Wanneer u de zuurgraad of alkaliteit van een vloeibaar of in water oplosbaar gas wilt bepalen, is de eenvoudigste manier om een lakmoesproef uit te voeren. De test vereist lakmoespapier, dit zijn smalle stroken papier die zijn behandeld met chemische oplossingen die gevoelig zijn voor pH-veranderingen. Het pH-getal drukt de zuurgraad of alkaliteit van een oplossing uit op een logaritmische schaal van nul tot 14. Op de schaal is 7 neutraal. Waarden lager dan 7 zijn zuurder, waarbij 0 het meest zuur is, en waarden hoger dan 7 zijn meer alkalisch, waarbij 14 het meest alkalisch is. De term "basis" wordt vaak door elkaar gebruikt met "alkaline". Een pH-waarde van 14 is het meest basisch.
Giet een waterig monster (of los een monster op in water) in een glas of beker. De lakmoesproef werkt niet als het monster niet waterig is. Bijna alles is zuur of alkalisch, behalve zuiver water, dat neutraal is, dus het heeft een pH-waarde van 7 op de schaal.

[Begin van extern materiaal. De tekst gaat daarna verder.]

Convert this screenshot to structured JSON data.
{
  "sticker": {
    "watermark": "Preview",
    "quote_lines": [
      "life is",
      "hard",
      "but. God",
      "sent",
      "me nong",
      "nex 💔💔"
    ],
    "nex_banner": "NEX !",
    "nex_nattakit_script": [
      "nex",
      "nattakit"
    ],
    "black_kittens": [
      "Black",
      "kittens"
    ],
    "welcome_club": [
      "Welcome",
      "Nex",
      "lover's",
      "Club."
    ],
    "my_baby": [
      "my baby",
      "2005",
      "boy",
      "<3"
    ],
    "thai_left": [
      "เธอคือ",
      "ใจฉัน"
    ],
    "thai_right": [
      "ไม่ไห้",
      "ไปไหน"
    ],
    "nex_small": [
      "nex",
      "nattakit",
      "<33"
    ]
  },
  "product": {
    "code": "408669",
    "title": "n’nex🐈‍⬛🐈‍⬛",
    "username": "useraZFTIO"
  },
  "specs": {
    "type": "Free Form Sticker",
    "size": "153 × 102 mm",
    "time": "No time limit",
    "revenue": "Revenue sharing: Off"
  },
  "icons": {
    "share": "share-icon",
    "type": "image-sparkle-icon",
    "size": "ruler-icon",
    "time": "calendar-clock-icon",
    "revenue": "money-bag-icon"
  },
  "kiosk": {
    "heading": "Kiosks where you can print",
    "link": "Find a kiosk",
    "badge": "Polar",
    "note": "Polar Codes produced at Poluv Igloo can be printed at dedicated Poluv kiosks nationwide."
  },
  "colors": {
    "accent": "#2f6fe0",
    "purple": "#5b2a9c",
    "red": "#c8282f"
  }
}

Houd het ene uiteinde van een stuk rood lakmoespapier vast, dompel het in het monster en verwijder het. Het is niet nodig om het voor langere tijd in het monster te laten, omdat elke kleurverandering onmiddellijk is. Herhaal deze stap met een stuk blauw lakmoespapier. Nogmaals, het is niet nodig om het papier voor langere tijd in het monster te laten.
Analyseer hoe elk papier reageert op het monster. Als de vloeistof alkalisch is, wordt het rode papier blauw en verandert het blauwe papier niet. Als het zuur is, verandert het rode papier niet en wordt het blauwe papier rood. Als het neutraal is, verandert noch het rode papier, noch het blauwe papier.
Open de gasfles onder een zuurkast en laat een deel ervan in contact komen met beide stukjes papier. Plaats de papieren in contact met het gas. Lakmoespapier reageert op gassen op dezelfde manier als op vloeistoffen, behalve dat gas gelijkmatiger reageert over het gehele oppervlak van het papier.
Analyseer hoe elk papier reageert op het monster. Als het gas alkalisch is, wordt het rode papier blauw en verandert het blauwe papier niet. Als het monster zuur is, verandert het rode papier niet en wordt het blauwe papier rood. Als het neutraal is, verandert noch het rode papier, noch het blauwe papier.